To combat this, it's important we "try to avoid the 'glow up for June 21st' mentality" which is being felt by so many at the moment.
Remember that while we may have changed, this isn't necessarily a bad thing, and others are likely to be in the same boat, as well.
Another issue troubling many women is the fact that the Covid risk isn't completely gone.
"With the availability of vaccinations depending on age, many women may still feel vulnerable to catching Coronavirus," Juan Carlos says. "This may cause feelings of anxiety to arise when in close proximity to others."
While it is likely this feeling will "diminish over time" as the vaccine rollout continues, the expert adds that feeling constantly alert about what we do could trigger the production of stress hormones, like cortisol, when we first step back out into the world again.

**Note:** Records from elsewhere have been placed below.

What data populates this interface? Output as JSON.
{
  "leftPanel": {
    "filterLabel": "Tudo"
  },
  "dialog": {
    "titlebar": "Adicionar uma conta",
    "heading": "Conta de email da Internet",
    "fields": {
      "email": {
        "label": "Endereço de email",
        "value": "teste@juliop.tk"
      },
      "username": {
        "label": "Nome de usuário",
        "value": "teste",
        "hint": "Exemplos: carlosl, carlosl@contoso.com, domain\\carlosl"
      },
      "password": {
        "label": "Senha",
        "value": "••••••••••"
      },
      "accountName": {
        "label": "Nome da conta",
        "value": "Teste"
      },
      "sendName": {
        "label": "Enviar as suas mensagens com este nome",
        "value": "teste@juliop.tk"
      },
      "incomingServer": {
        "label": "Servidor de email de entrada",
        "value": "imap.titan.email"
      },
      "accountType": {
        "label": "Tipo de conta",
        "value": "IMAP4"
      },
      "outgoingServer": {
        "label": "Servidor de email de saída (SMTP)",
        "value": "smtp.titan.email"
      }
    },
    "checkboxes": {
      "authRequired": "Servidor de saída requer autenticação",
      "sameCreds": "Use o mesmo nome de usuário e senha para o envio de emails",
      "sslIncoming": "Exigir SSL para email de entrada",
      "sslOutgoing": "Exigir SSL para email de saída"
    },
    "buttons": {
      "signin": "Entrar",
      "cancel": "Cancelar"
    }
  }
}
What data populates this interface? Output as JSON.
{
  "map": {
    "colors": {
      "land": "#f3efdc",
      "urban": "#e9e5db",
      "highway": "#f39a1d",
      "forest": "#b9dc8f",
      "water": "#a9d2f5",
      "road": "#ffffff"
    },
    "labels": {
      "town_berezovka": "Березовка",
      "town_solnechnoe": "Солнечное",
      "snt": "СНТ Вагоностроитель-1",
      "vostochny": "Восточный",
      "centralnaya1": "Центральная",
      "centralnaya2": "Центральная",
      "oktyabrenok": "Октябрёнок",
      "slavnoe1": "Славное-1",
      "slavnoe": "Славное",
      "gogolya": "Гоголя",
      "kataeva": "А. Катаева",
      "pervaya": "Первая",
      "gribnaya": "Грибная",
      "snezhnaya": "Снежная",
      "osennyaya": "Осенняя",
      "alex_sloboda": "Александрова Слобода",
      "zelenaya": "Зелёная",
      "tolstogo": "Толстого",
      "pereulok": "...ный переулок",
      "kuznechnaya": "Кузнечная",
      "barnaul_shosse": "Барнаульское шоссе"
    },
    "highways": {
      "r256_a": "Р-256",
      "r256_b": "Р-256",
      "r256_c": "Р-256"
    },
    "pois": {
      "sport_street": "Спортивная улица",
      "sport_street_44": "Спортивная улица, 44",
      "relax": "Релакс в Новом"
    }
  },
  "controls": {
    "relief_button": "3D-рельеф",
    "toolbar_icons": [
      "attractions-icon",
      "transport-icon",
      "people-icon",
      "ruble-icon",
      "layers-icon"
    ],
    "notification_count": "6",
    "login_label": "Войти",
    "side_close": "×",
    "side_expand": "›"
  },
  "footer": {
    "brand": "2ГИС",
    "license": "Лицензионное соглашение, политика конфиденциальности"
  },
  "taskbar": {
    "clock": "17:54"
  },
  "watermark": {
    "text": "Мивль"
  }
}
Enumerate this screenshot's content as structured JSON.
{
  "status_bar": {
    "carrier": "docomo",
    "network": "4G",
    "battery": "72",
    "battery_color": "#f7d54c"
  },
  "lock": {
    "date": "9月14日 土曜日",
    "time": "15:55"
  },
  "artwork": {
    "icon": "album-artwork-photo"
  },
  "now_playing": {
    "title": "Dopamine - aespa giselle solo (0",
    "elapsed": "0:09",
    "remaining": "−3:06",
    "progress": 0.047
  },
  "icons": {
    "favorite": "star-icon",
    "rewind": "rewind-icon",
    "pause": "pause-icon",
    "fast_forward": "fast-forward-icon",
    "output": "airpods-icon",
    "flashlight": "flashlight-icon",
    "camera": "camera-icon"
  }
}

"Continuously elevated levels of these stress hormones are detrimental to our overall health and also very draining to our energy levels," he says.
There's also the issue of burnout, and feeling like you don't have enough free time to yourself.
As Juan Carlos points out, lockdown may well have triggered "women's re-evaluation of their social needs against their personal needs."
"Most people have had at least a little more 'me-time,'" he says. "And we may find that women are reluctant to ram their diaries as full as they did pre-Covid, [wanting] to leave more room in between engagements to enjoy on their own."
The prospect of a filled up diary can therefore lead to a fear of "overdoing it," and not being able to maintain the same sense of balance and order.
"By definition, a burnout is a state of emotional, physical, and mental exhaustion caused by excessive and prolonged stress," Stephanie explains.
"This can occur when individuals are feeling overwhelmed, emotionally drained or unable to meet constant demands - something which people with social anxiety are likely to experience post-lockdown due to the pressure to make plans again."
"It's important to remember that while it may be exciting to make as many plans as possible now that we can, it's not necessarily the best for our mental health," she adds.
Juan Carlos suggests that people "take things slowly, building back up over the course of a few months."
"It would be wise to think about how much you did pre-pandemic and assess if that level of socialising gave you enough time for yourself," he says. "If it didn't, change it. The key things are be kind to yourself, ask for help when you need it and stay positive."